OLD CHINA HANDS I Gerhard Hinterhäuser, Ex-Banker

China Hands wurden im 19. Jahrhundert die wenigen Ausländer genannt, die sich in China auskannten, dessen Sprache und Kultur verstanden- oder zumindest so taten. Später wurden daraus Old China Hands, Leute mit 20 oder von mehr Jahren Erfahrung im Reich der Mitte. Es gibt aber auch zunehmend junge Leute, die sich intensiv mit China beschäftigen, die aber oft nicht zu Wort kommen. Deshalb werde ich neben Old China Hands auch Young China Hands vorstellen – auch wenn Letzteres per definitionem ein Widerspruch ist. Heute wird eine Old China Hand vorgestellt: Gerhard Hinterhäuser (65).

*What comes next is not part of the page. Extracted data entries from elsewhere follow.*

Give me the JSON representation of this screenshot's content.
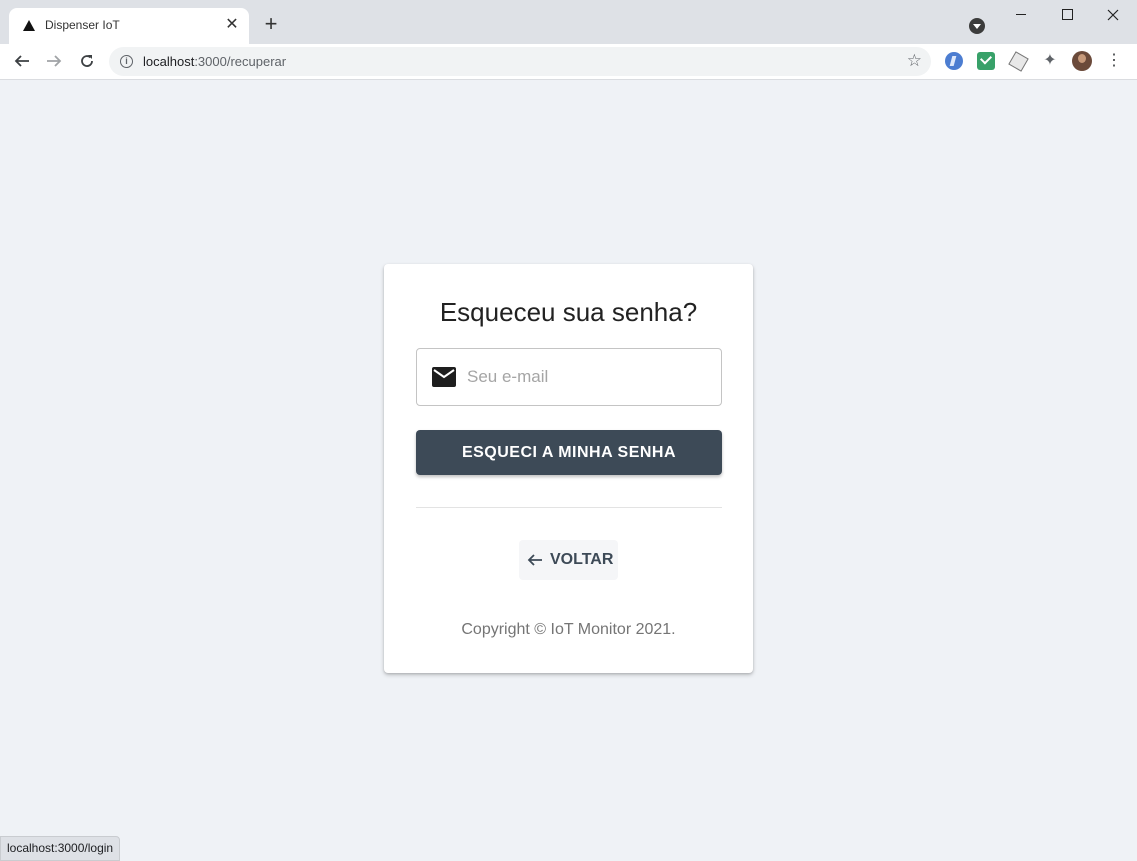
{
  "browser": {
    "tab_title": "Dispenser IoT",
    "tab_close": "✕",
    "new_tab": "+",
    "url_host": "localhost",
    "url_path": ":3000/recuperar",
    "menu_dots": "⋮"
  },
  "page": {
    "title": "Esqueceu sua senha?",
    "email_placeholder": "Seu e-mail",
    "submit_label": "ESQUECI A MINHA SENHA",
    "back_label": "VOLTAR",
    "copyright": "Copyright © IoT Monitor 2021."
  },
  "status_bar": {
    "text": "localhost:3000/login"
  }
}
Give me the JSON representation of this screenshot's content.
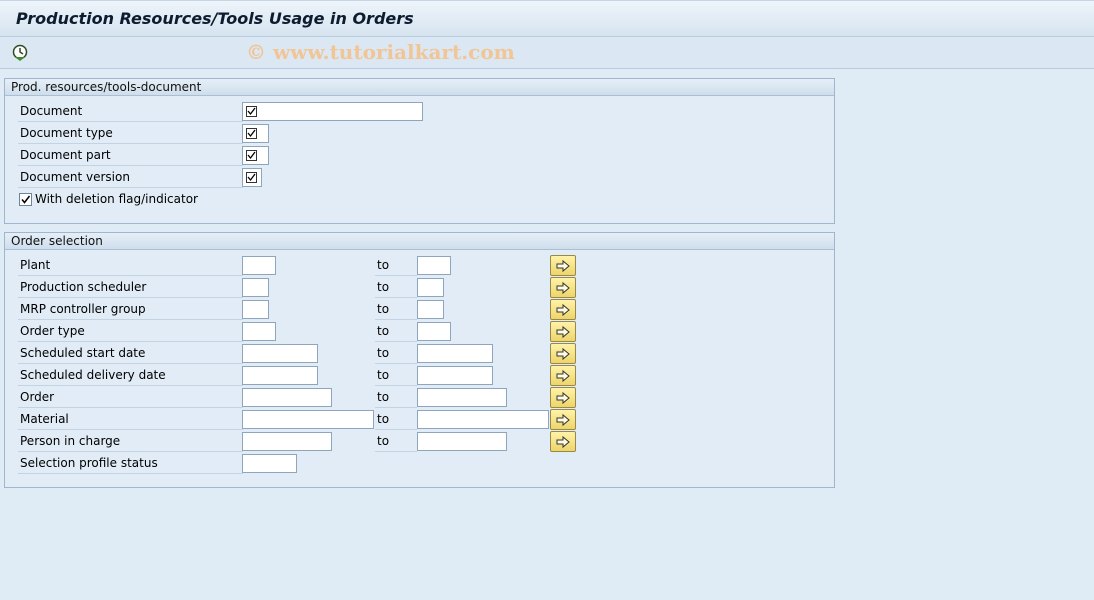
{
  "title": "Production Resources/Tools Usage in Orders",
  "toolbar": {
    "execute_icon": "execute-clock-icon"
  },
  "watermark": "© www.tutorialkart.com",
  "group_document": {
    "header": "Prod. resources/tools-document",
    "fields": [
      {
        "label": "Document",
        "value": ""
      },
      {
        "label": "Document type",
        "value": ""
      },
      {
        "label": "Document part",
        "value": ""
      },
      {
        "label": "Document version",
        "value": ""
      }
    ],
    "deletion_flag": {
      "label": "With deletion flag/indicator",
      "checked": true
    }
  },
  "group_order": {
    "header": "Order selection",
    "to_label": "to",
    "fields": [
      {
        "label": "Plant",
        "from": "",
        "to": ""
      },
      {
        "label": "Production scheduler",
        "from": "",
        "to": ""
      },
      {
        "label": "MRP controller group",
        "from": "",
        "to": ""
      },
      {
        "label": "Order type",
        "from": "",
        "to": ""
      },
      {
        "label": "Scheduled start date",
        "from": "",
        "to": ""
      },
      {
        "label": "Scheduled delivery date",
        "from": "",
        "to": ""
      },
      {
        "label": "Order",
        "from": "",
        "to": ""
      },
      {
        "label": "Material",
        "from": "",
        "to": ""
      },
      {
        "label": "Person in charge",
        "from": "",
        "to": ""
      },
      {
        "label": "Selection profile status",
        "value": ""
      }
    ]
  }
}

Mitte September 1976 landete eine Truppe deutscher Studenten in Beijing. Es war der dritte Jahrgang des Chinesisch-Programms des Deutschen Akademischen Austausch Dienstes (DAAD). Mit dabei waren Stefan Simons (später beim Spiegel u.a. China-Korrespondent), Jörg-Michael Luther (Leiter des Allianz-Büros), Ann Kathrin Scheerer (spätere Ehefrau von Jan-Philipp Reemtsma) – und der 20jährige Gerhard Hinterhäuser. Er hatte gerade zwei Jahre ein Studium in Sinologie und Volkswirtschaft an der Uni Wien hinter sich und wollte unbedingt seine Sprachkenntnisse vor Ort verbessern. Nach ein paar Wochen Beijing wurde er an die Uni ins kalte Shenyang geschickt, wo damals fast keine Ausländer waren.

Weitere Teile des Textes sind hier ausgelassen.